The case proceeded to an eight-day jury trial in March 2024. During the trial, both parties presented evidence regarding (1) Medivation and Incyte’s relationship in the market; (2) the confidentiality of the sale process within Medivation and Panuwat’s involvement in the sale process; (3) the proximity in time between Panuwat’s receipt of the acquisition news and his trades; (4) Incyte’s stock price performance after the acquisition was publicly announced; and (5) Panuwat’s execution of the trades. Notably, Panuwat testified that he would have made exactly the same trades at exactly the same time even if he had not received the email about the impending acquisition because a Goldman Sachs report recommended the purchase of Incyte call options. Panuwat also testified that he invested over $100,000 — the largest trade he had made until that time — in order to minimize taxes on trading gains he realized earlier in the year.
Panuwat also raised several objections to the court’s proposed jury instructions. First, Panuwat argued that (1) the SEC must prove Panuwat knowingly breached a fiduciary duty owed to Medivation; (2) the instructions improperly provided that nonpublic information becomes public only when it becomes “effectively disseminated” to the investing public; and (3) the court improperly excluded a “good faith defense” instruction. Panuwat sought leave to file an interlocutory appeal on these issues, which the court denied on the eve of trial.
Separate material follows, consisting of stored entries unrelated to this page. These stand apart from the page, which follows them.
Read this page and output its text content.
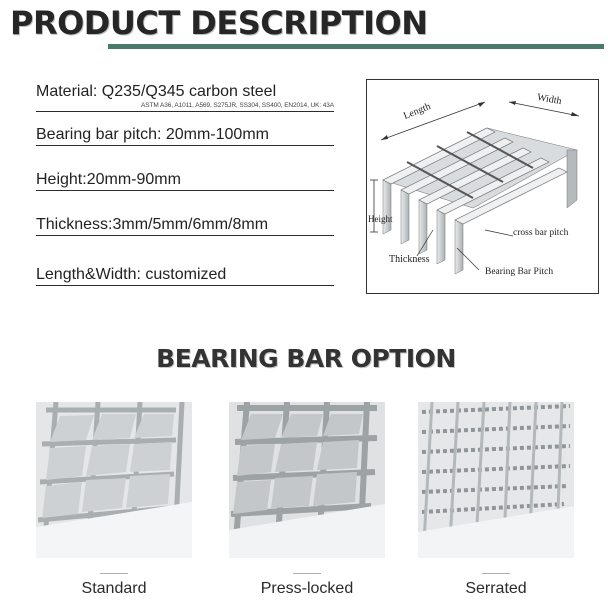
PRODUCT DESCRIPTION
Material: Q235/Q345 carbon steel
ASTM A36, A1011, A569, S275JR, SS304, SS400, EN2014, UK: 43A
Bearing bar pitch: 20mm-100mm
Height:20mm-90mm
Thickness:3mm/5mm/6mm/8mm
Length&Width: customized
Length
Width
Height
Thickness
cross bar pitch
Bearing Bar Pitch
BEARING BAR OPTION
Standard	Press-locked	Serrated
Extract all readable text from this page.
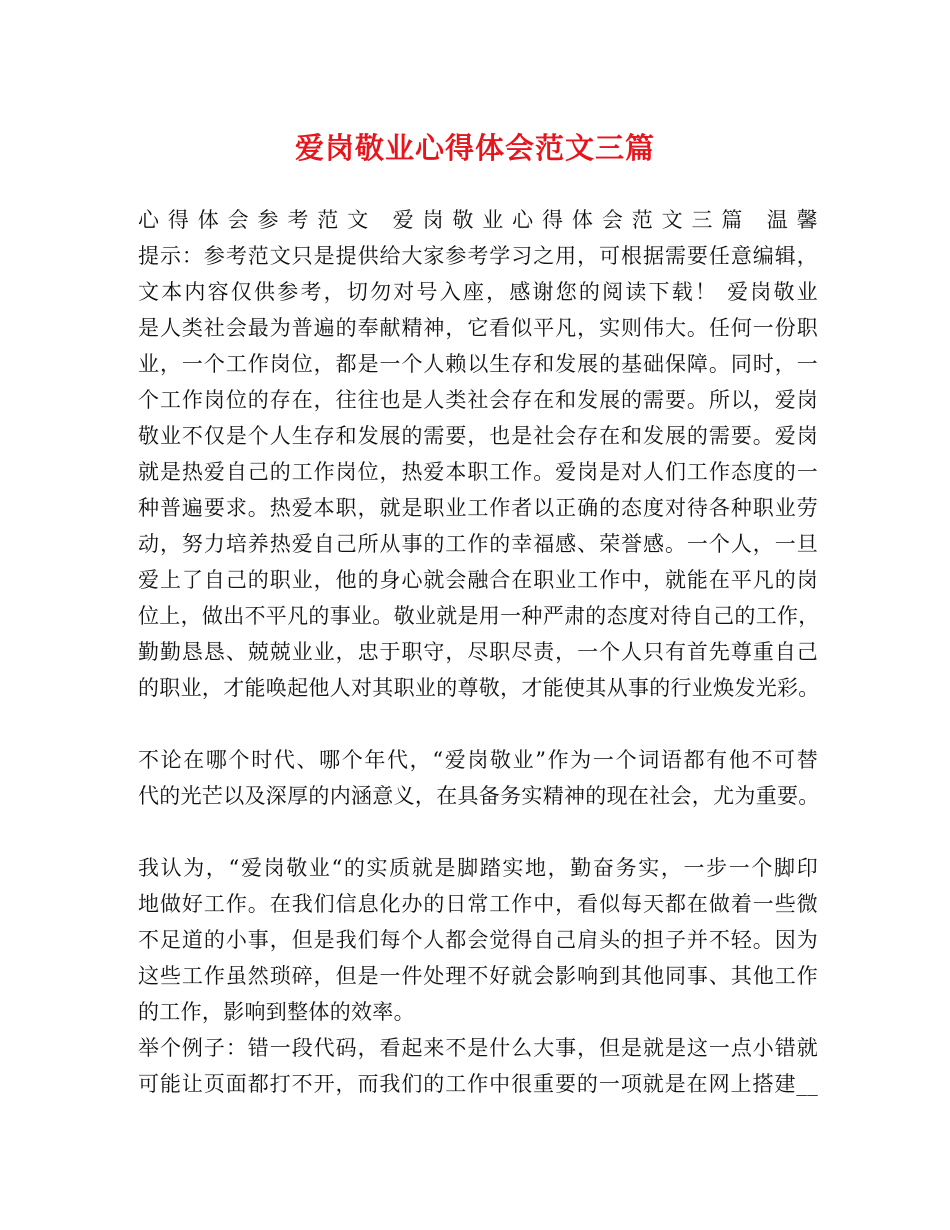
爱岗敬业心得体会范文三篇
心得体会参考范文 爱岗敬业心得体会范文三篇 温馨
提示：参考范文只是提供给大家参考学习之用，可根据需要任意编辑，
文本内容仅供参考，切勿对号入座，感谢您的阅读下载！ 爱岗敬业
是人类社会最为普遍的奉献精神，它看似平凡，实则伟大。任何一份职
业，一个工作岗位，都是一个人赖以生存和发展的基础保障。同时，一
个工作岗位的存在，往往也是人类社会存在和发展的需要。所以，爱岗
敬业不仅是个人生存和发展的需要，也是社会存在和发展的需要。爱岗
就是热爱自己的工作岗位，热爱本职工作。爱岗是对人们工作态度的一
种普遍要求。热爱本职，就是职业工作者以正确的态度对待各种职业劳
动，努力培养热爱自己所从事的工作的幸福感、荣誉感。一个人，一旦
爱上了自己的职业，他的身心就会融合在职业工作中，就能在平凡的岗
位上，做出不平凡的事业。敬业就是用一种严肃的态度对待自己的工作，
勤勤恳恳、兢兢业业，忠于职守，尽职尽责，一个人只有首先尊重自己
的职业，才能唤起他人对其职业的尊敬，才能使其从事的行业焕发光彩。
不论在哪个时代、哪个年代，“爱岗敬业”作为一个词语都有他不可替
代的光芒以及深厚的内涵意义，在具备务实精神的现在社会，尤为重要。
我认为，“爱岗敬业“的实质就是脚踏实地，勤奋务实，一步一个脚印
地做好工作。在我们信息化办的日常工作中，看似每天都在做着一些微
不足道的小事，但是我们每个人都会觉得自己肩头的担子并不轻。因为
这些工作虽然琐碎，但是一件处理不好就会影响到其他同事、其他工作
的工作，影响到整体的效率。
举个例子：错一段代码，看起来不是什么大事，但是就是这一点小错就
可能让页面都打不开，而我们的工作中很重要的一项就是在网上搭建__
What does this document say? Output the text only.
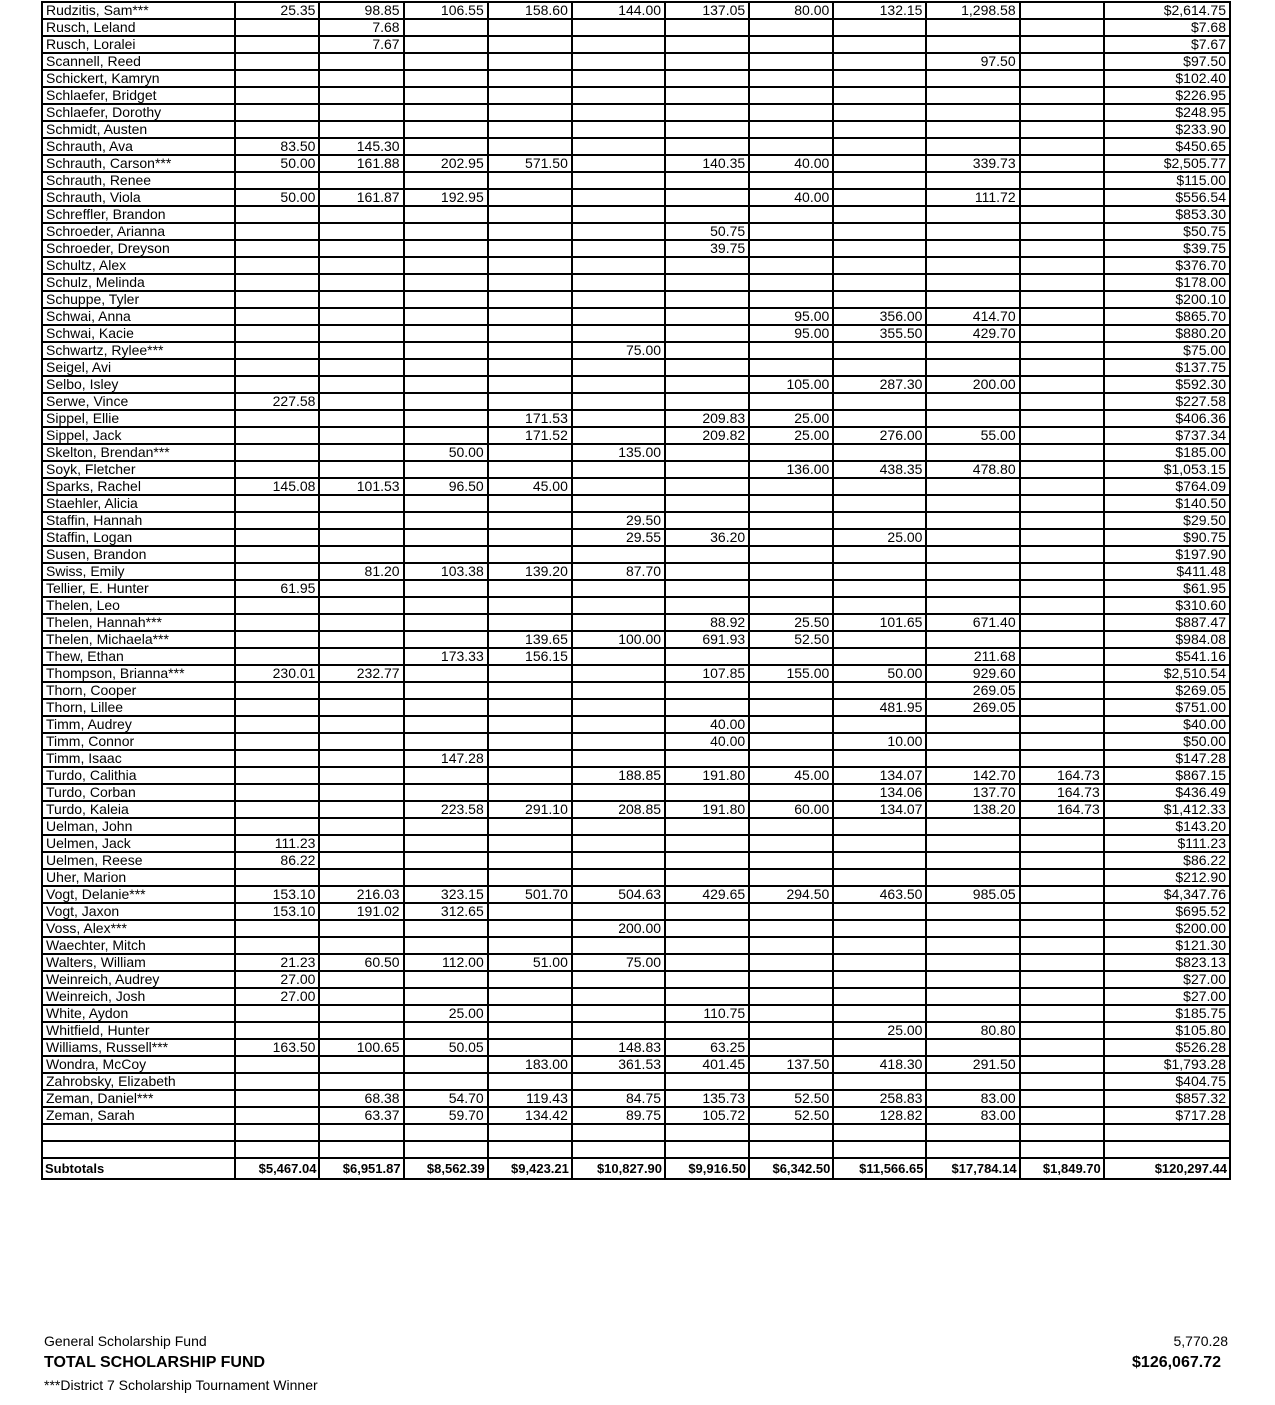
Rudzitis, Sam***	25.35	98.85	106.55	158.60	144.00	137.05	80.00	132.15	1,298.58		$2,614.75
Rusch, Leland		7.68									$7.68
Rusch, Loralei		7.67									$7.67
Scannell, Reed									97.50		$97.50
Schickert, Kamryn											$102.40
Schlaefer, Bridget											$226.95
Schlaefer, Dorothy											$248.95
Schmidt, Austen											$233.90
Schrauth, Ava	83.50	145.30									$450.65
Schrauth, Carson***	50.00	161.88	202.95	571.50		140.35	40.00		339.73		$2,505.77
Schrauth, Renee											$115.00
Schrauth, Viola	50.00	161.87	192.95				40.00		111.72		$556.54
Schreffler, Brandon											$853.30
Schroeder, Arianna						50.75					$50.75
Schroeder, Dreyson						39.75					$39.75
Schultz, Alex											$376.70
Schulz, Melinda											$178.00
Schuppe, Tyler											$200.10
Schwai, Anna							95.00	356.00	414.70		$865.70
Schwai, Kacie							95.00	355.50	429.70		$880.20
Schwartz, Rylee***					75.00						$75.00
Seigel, Avi											$137.75
Selbo, Isley							105.00	287.30	200.00		$592.30
Serwe, Vince	227.58										$227.58
Sippel, Ellie				171.53		209.83	25.00				$406.36
Sippel, Jack				171.52		209.82	25.00	276.00	55.00		$737.34
Skelton, Brendan***			50.00		135.00						$185.00
Soyk, Fletcher							136.00	438.35	478.80		$1,053.15
Sparks, Rachel	145.08	101.53	96.50	45.00							$764.09
Staehler, Alicia											$140.50
Staffin, Hannah					29.50						$29.50
Staffin, Logan					29.55	36.20		25.00			$90.75
Susen, Brandon											$197.90
Swiss, Emily		81.20	103.38	139.20	87.70						$411.48
Tellier, E. Hunter	61.95										$61.95
Thelen, Leo											$310.60
Thelen, Hannah***						88.92	25.50	101.65	671.40		$887.47
Thelen, Michaela***				139.65	100.00	691.93	52.50				$984.08
Thew, Ethan			173.33	156.15					211.68		$541.16
Thompson, Brianna***	230.01	232.77				107.85	155.00	50.00	929.60		$2,510.54
Thorn, Cooper									269.05		$269.05
Thorn, Lillee								481.95	269.05		$751.00
Timm, Audrey						40.00					$40.00
Timm, Connor						40.00		10.00			$50.00
Timm, Isaac			147.28								$147.28
Turdo, Calithia					188.85	191.80	45.00	134.07	142.70	164.73	$867.15
Turdo, Corban								134.06	137.70	164.73	$436.49
Turdo, Kaleia			223.58	291.10	208.85	191.80	60.00	134.07	138.20	164.73	$1,412.33
Uelman, John											$143.20
Uelmen, Jack	111.23										$111.23
Uelmen, Reese	86.22										$86.22
Uher, Marion											$212.90
Vogt, Delanie***	153.10	216.03	323.15	501.70	504.63	429.65	294.50	463.50	985.05		$4,347.76
Vogt, Jaxon	153.10	191.02	312.65								$695.52
Voss, Alex***					200.00						$200.00
Waechter, Mitch											$121.30
Walters, William	21.23	60.50	112.00	51.00	75.00						$823.13
Weinreich, Audrey	27.00										$27.00
Weinreich, Josh	27.00										$27.00
White, Aydon			25.00			110.75					$185.75
Whitfield, Hunter								25.00	80.80		$105.80
Williams, Russell***	163.50	100.65	50.05		148.83	63.25					$526.28
Wondra, McCoy				183.00	361.53	401.45	137.50	418.30	291.50		$1,793.28
Zahrobsky, Elizabeth											$404.75
Zeman, Daniel***		68.38	54.70	119.43	84.75	135.73	52.50	258.83	83.00		$857.32
Zeman, Sarah		63.37	59.70	134.42	89.75	105.72	52.50	128.82	83.00		$717.28

Subtotals	$5,467.04	$6,951.87	$8,562.39	$9,423.21	$10,827.90	$9,916.50	$6,342.50	$11,566.65	$17,784.14	$1,849.70	$120,297.44
General Scholarship Fund	5,770.28
TOTAL SCHOLARSHIP FUND	$126,067.72
***District 7 Scholarship Tournament Winner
After deliberating for approximately two hours, on April 5 the jury returned a verdict finding that Panuwat’s purchase of Incyte call options constituted insider trading in violation of Section 10(b) of the Securities Exchange Act of 1934 and Rule 10b-5 promulgated thereunder. Panuwat is expected to appeal the verdict.
Throughout the litigation and in its post-verdict statement, the SEC maintained that the case was not “novel” and was simply a traditional misappropriation theory insider trading case.[5]Most commentators would disagree with that characterization, and would see the action as another example of the SEC pushing the limits of the insider trading laws through individual prosecutions in an area where there is no statutory definition of insider trading and much of the law is judge-made. The court’s decisions at the motion to dismiss and summary judgment stages raise significant questions about what constitutes a “sufficient market connection” between two companies giving rise to insider trading liability, and what role a company’s internal policies may play in determining the duties at issue and the scope of liability. The SEC’s success in Panuwat may encourage both the SEC and the Department of Justice to pursue more “shadow trading” cases, or more generally expand the parameters and reach of insider trading law to new fact patterns.
[1]SEC v. Panuwat, No. 21-CV-6322 (N.D. Cal.).
[2]SEC v. Panuwat, No. 21-6322, 2022 WL 633306 (N.D. Cal. Jan. 14, 2022) (order denying motion to dismiss).
[3]SEC v. Panuwat, No. 21-CV-6322, 2023 WL 9375861 (N.D. Cal. Nov. 20, 2023) (order denying summary judgment).
[4]See, e.g., In re Countrywide Fin. Corp. Sec. Litig., 588 F. Supp. 2d 1132 (C.D. Cal. 2008); SEC v. Moshayedi, No. 12-CV-1179, 2013 WL 12172131 (C.D. Cal. Sept. 23, 2013).